President Nicolas Maduro expelled the top U.S. diplomat in Venezuela and his deputy Tuesday for allegedly conspiring against the socialist government and trying to sabotage the weekend presidential election.
“The empire doesn’t dominate us here,” Maduro said in a televised address, giving charge d’affaires Todd Robinson and his deputy, Brian Naranjo, 48 hours to leave the country. “We’ve had enough of your conspiring.”
Tensions between the U.S. and Venezuela have mounted following Maduro’s victory in presidential election Sunday, a vote that the White House and others have branded a “sham.”
Maduro said in his speech that Robinson and Naranjo, whom he referred to as the head of the CIA in Venezuela, both personally pressured several anti-government presidential aspirants not to compete in the race. Despite widespread discontent over Venezuela’s economic collapse, most opposition parties decided to boycott the election after officials blocked their most popular leaders from competing against Maduro.
Maduro also accused the Trump administration, which toughened financial sanctions on his government Monday, of seeking to escalate “aggressions” against the Venezuelan people. U.S. officials have also said the administration might consider imposing oil sanctions on Venezuela.
“The dominant and decisive reason why the opposition progressively withdrew from the elections was the decision by the extremist U.S. government to not validate or legitimize a presidential election that they knew fully was going to be won in any scenario by the candidate of Nicolas Maduro,” Maduro said.
Robinson was travelling in Venezuela’s western state of Merida when he learned through social media of Maduro’s order, according to a local radio broadcast of him speaking at an event. Robinson said he and his deputy “strongly reject the accusations.”
“This is my first visit but it won’t be my last visit to Merida or to Venezuela,” he said.
State Department spokeswoman Heather Nauert in Washington echoed Robinson’s words during a briefing with reporters, saying that U.S. officials consider them “false allegations.”

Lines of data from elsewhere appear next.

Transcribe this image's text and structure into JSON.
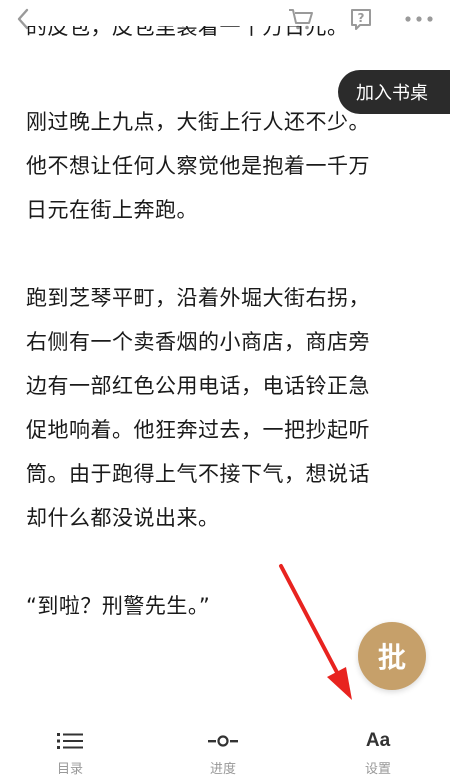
{
  "header": {
    "back_icon": "chevron-left-icon",
    "cart_icon": "cart-icon",
    "help_icon": "question-icon",
    "more_icon": "more-icon"
  },
  "add_to_desk": "加入书桌",
  "content": {
    "partial_line": "的皮包，皮包里装着一千万日元。",
    "lines": [
      "刚过晚上九点，大街上行人还不少。",
      "他不想让任何人察觉他是抱着一千万",
      "日元在街上奔跑。",
      "",
      "跑到芝琴平町，沿着外堀大街右拐，",
      "右侧有一个卖香烟的小商店，商店旁",
      "边有一部红色公用电话，电话铃正急",
      "促地响着。他狂奔过去，一把抄起听",
      "筒。由于跑得上气不接下气，想说话",
      "却什么都没说出来。",
      "",
      "“到啦？刑警先生。”"
    ]
  },
  "floating_button": "批",
  "bottom_nav": {
    "toc": {
      "label": "目录",
      "icon": "list-icon"
    },
    "progress": {
      "label": "进度",
      "icon": "progress-icon"
    },
    "settings": {
      "label": "设置",
      "glyph": "Aa"
    }
  },
  "annotation_color": "#e8231f"
}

In his long career, Robinson, a career diplomat, has worked in Colombia, Bolivia, El Salvador and the Dominican Republic. He earned a reputation for speaking out as ambassador to Guatemala and several times faced calls there for his expulsion.
He has been similarly provocative in his short stay in Caracas.
Days after landing in Caracas in December, he posed for pictures next to a statue of independence hero Simon Bolivar in a pro-government plaza and called Maduro’s constitutional assembly “illegitimate.”
He has also made several forceful calls for the release of U.S. citizen Joshua Holt, who has been jailed for more than two years without a trial on weapons charges.
Last week, Robinson rushed with cameras in tow to the foreign ministry to demand information about Holt after the Utah native appeared in a video from jail saying his life had been threatened during what the U.S. Embassy deemed a prison “riot.”
Robinson said nobody in the Venezuelan government would met with him, but socialist party boss Diosdado Cabello denied the snub, accusing the diplomat of staging a “show”
But despite the frequent clashes, Maduro had seemed little inclined to declare Robinson persona non grata, as he and his mentor, the late Hugo Chavez, did several times previously to U.S. diplomats.
Last month, Maduro even welcomed Robinson to the presidential palace for a private meeting with visiting U.S. Sen. Dick Durbin. He also dispatched a trusted aide, Delcy Rodriguez, the head of the constitutional assembly, to meet with Robinson at his residence.
Venezuela and the U.S. haven’t exchanged ambassadors since 2010, so Robinson, while preserving his ambassadorial rank, was serving as chief of mission at the hilltop embassy in Caracas. Naranjo, his deputy, is one of the most senior State Department officials working on Venezuela, having served previously in Caracas when Chavez first ran for president in 1998.
Patrick Duddy, the last U.S. ambassador to Venezuela, who himself was briefly expelled by Chavez in 2008, said the U.S. is not alone in rejecting Maduro’s election as illegitimate and harshly criticizing the government for destroying the economy.
“They’re looking to blame someone,” said Duddy, now director of Duke University’s Center for Latin American and Caribbean Studies. “As it has so often been in the past, the target of their efforts is the United States.”